With the 2020 Legislative Session in full swing, we have been very busy across the state and at the State House. This session we are continuing to work alongside advocates, partners, and lawmakers on important legislation to improve the health and wellness of the Granite State. While we are closely following many bills crucial to improving the health of NH, our three 2020 campaign-level initiatives this year are Tobacco 21, Rx Drug Price Relief, and Early Childhood Investments.

All three campaigns have seen progress in January, and we are beyond impressed by all the work put in by community stakeholders and advocates. To start the year, the State Senate voted 16-8 to pass SB 248, a bill that would raise the legal tobacco sales age to 21. This bill will now move to the NH House of Representatives for hearings and a vote. A change to federal law just before the holidays raised the minimum age to 21, however, this bill is necessary to provide the state the clarity and authority it needs to enforce the federal law. For the health and safety of Granite State youth, we must take this opportunity to increases the sales age to 21 to make NH law consistent with federal law and eliminate any public confusion.
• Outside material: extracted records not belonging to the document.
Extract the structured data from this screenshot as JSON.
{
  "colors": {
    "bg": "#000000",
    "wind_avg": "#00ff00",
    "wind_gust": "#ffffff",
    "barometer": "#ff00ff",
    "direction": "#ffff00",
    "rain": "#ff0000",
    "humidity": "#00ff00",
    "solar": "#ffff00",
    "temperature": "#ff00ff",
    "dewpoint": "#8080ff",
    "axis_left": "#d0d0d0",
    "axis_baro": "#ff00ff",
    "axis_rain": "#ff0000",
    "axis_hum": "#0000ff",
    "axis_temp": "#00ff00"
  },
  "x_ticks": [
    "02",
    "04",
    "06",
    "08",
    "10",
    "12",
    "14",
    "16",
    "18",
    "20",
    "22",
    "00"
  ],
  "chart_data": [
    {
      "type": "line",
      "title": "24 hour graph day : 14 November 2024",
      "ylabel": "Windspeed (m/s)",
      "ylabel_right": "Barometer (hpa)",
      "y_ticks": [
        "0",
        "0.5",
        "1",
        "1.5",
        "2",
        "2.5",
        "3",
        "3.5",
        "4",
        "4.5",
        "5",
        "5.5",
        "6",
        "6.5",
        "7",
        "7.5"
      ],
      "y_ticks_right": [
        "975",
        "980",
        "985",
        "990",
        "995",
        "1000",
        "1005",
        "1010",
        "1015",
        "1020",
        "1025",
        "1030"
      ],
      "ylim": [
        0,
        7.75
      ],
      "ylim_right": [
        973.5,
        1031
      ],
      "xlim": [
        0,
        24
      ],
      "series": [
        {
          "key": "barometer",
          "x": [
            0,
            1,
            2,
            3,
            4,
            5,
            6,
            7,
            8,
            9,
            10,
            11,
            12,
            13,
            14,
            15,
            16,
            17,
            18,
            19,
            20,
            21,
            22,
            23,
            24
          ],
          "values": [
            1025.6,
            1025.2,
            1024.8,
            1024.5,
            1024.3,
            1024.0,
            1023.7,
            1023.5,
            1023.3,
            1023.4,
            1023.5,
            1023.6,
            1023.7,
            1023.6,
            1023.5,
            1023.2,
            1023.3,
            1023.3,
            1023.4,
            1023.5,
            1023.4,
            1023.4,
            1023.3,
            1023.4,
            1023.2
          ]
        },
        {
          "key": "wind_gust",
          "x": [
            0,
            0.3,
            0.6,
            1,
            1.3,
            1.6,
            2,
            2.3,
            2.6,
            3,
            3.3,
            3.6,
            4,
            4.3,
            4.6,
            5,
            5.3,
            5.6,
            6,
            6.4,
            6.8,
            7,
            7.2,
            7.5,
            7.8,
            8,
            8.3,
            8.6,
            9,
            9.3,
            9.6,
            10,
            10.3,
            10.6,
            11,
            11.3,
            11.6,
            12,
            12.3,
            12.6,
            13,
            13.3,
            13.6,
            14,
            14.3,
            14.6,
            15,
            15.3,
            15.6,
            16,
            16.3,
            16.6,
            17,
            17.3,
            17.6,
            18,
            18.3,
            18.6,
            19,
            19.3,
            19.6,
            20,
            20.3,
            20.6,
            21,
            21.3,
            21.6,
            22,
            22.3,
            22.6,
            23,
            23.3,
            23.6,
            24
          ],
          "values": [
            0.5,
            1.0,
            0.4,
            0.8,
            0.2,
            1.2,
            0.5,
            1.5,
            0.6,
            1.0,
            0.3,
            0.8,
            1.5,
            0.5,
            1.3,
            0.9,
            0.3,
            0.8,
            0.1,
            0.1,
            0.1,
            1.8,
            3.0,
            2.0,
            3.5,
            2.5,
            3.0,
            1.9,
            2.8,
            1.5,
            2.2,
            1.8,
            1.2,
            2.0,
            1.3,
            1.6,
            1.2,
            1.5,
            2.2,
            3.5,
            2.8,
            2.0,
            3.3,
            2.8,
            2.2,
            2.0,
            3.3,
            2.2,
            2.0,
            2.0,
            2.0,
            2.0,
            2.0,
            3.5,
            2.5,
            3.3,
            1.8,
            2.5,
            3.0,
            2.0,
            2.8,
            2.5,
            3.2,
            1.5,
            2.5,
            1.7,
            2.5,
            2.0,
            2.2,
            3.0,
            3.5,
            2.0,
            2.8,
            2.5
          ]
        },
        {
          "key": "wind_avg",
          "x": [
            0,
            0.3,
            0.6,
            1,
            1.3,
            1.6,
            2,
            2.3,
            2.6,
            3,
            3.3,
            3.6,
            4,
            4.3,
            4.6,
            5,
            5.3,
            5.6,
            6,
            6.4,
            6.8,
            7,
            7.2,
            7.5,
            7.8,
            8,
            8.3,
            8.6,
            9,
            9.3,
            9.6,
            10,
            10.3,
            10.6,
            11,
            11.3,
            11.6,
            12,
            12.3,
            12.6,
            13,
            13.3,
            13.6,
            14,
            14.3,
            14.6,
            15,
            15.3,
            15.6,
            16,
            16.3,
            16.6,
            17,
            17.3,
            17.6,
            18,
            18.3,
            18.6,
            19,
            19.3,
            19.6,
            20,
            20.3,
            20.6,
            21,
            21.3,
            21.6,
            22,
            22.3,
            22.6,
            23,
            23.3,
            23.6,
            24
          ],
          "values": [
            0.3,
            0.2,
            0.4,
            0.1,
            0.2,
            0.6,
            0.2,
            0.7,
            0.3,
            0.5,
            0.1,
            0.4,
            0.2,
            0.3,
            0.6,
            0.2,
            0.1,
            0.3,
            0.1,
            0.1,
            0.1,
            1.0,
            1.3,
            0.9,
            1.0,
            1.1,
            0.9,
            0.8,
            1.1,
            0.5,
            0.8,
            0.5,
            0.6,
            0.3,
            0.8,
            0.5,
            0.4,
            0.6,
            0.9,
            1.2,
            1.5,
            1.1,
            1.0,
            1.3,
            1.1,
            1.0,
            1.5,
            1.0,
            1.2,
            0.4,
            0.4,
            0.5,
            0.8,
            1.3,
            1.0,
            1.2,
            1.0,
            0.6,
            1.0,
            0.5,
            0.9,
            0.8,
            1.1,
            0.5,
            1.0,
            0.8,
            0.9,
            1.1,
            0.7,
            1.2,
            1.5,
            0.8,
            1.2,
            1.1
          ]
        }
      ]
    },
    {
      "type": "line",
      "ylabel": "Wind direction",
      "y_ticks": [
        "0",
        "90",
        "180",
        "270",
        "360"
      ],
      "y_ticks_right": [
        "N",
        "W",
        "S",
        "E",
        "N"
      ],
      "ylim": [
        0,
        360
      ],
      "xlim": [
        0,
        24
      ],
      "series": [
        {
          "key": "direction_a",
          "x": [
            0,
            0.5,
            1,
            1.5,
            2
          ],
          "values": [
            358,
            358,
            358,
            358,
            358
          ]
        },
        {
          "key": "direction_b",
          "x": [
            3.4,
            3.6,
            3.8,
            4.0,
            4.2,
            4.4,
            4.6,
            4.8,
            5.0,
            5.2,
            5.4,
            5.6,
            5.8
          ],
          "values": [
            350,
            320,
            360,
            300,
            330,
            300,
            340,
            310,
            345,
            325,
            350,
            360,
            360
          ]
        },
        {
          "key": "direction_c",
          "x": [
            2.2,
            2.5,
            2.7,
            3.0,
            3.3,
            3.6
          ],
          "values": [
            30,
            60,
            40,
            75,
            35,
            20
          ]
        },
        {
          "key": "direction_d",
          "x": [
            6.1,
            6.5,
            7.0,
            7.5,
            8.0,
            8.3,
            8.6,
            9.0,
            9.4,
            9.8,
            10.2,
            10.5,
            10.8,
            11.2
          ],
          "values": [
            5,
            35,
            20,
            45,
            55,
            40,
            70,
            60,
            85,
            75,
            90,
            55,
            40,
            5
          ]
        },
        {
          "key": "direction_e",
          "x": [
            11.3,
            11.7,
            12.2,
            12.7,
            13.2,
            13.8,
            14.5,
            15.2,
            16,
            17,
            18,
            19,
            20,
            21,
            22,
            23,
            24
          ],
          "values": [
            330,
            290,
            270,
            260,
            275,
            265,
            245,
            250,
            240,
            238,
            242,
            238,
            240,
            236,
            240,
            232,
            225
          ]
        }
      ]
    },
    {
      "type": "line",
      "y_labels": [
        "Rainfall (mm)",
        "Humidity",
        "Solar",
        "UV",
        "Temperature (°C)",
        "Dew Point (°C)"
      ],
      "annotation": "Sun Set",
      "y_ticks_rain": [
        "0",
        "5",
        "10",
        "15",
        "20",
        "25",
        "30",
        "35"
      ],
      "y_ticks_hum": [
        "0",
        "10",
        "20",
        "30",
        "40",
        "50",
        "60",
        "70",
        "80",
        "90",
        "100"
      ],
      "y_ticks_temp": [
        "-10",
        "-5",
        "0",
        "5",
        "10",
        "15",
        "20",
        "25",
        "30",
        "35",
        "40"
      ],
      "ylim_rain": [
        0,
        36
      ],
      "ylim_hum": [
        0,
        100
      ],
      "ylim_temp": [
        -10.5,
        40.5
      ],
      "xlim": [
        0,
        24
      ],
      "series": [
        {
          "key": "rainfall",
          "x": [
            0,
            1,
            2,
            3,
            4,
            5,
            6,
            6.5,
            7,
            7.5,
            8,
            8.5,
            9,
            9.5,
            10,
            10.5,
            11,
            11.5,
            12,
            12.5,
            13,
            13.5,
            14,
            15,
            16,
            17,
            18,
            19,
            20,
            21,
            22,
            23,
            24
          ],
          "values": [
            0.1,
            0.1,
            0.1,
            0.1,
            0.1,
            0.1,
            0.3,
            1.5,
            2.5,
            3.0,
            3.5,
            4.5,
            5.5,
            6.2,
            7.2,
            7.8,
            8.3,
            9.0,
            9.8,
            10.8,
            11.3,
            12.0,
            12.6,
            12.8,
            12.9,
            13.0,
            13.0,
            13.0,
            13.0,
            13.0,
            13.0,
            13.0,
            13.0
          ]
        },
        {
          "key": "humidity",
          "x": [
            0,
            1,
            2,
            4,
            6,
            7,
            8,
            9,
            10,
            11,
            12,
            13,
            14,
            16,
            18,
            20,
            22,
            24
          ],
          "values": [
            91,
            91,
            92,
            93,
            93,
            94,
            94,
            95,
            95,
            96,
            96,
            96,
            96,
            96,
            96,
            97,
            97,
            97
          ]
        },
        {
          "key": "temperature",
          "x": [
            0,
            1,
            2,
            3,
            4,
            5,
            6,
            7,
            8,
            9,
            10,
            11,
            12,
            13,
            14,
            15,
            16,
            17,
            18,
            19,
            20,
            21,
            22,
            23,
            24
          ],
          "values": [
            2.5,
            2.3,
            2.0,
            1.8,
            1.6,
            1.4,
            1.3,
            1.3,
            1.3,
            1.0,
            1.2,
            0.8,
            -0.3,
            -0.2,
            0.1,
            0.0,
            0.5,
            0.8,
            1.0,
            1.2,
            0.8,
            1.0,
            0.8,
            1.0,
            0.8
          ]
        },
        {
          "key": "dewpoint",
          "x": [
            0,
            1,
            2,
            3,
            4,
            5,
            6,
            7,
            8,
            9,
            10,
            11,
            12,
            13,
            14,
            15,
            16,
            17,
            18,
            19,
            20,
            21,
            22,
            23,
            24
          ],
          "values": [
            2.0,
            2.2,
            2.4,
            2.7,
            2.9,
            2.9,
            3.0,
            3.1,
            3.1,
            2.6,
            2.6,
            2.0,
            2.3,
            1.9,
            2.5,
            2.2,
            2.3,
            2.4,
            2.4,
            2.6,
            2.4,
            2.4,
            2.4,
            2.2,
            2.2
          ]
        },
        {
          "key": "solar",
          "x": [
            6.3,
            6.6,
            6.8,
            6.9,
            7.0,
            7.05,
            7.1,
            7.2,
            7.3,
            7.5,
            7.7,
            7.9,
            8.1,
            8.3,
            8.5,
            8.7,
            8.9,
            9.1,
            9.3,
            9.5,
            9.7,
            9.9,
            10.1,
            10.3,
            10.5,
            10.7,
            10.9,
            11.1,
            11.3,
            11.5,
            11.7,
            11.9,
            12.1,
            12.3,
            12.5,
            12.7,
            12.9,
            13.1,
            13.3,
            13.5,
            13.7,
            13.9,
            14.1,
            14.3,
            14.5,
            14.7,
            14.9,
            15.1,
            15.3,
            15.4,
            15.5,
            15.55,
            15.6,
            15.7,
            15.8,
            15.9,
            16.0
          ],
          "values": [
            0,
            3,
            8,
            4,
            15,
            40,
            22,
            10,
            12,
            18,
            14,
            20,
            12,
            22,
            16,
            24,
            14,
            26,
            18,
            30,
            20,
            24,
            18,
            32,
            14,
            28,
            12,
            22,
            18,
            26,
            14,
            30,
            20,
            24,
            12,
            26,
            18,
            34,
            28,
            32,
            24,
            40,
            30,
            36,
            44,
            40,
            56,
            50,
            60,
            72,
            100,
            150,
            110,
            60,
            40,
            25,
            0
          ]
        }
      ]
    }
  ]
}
The Senate has put forth a series of important bills that address the skyrocketing prices of prescription drugs that are continuing to hurt the health and financial well-being of NH. This session we are following three bills in particular that would go far to address these rising prices, including: SB 685, which would improve affordability by developing a re-importation program of certain high cost drugs from Canada; SB 690, which would improve transparency by requiring more information about proposed price hikes to inform cost control strategies and SB 687, which would address accessibility and ensure stable and predictable drug prices during a plan year. These bills were heard by the Senate Commerce Committee and will be voted on in the coming weeks.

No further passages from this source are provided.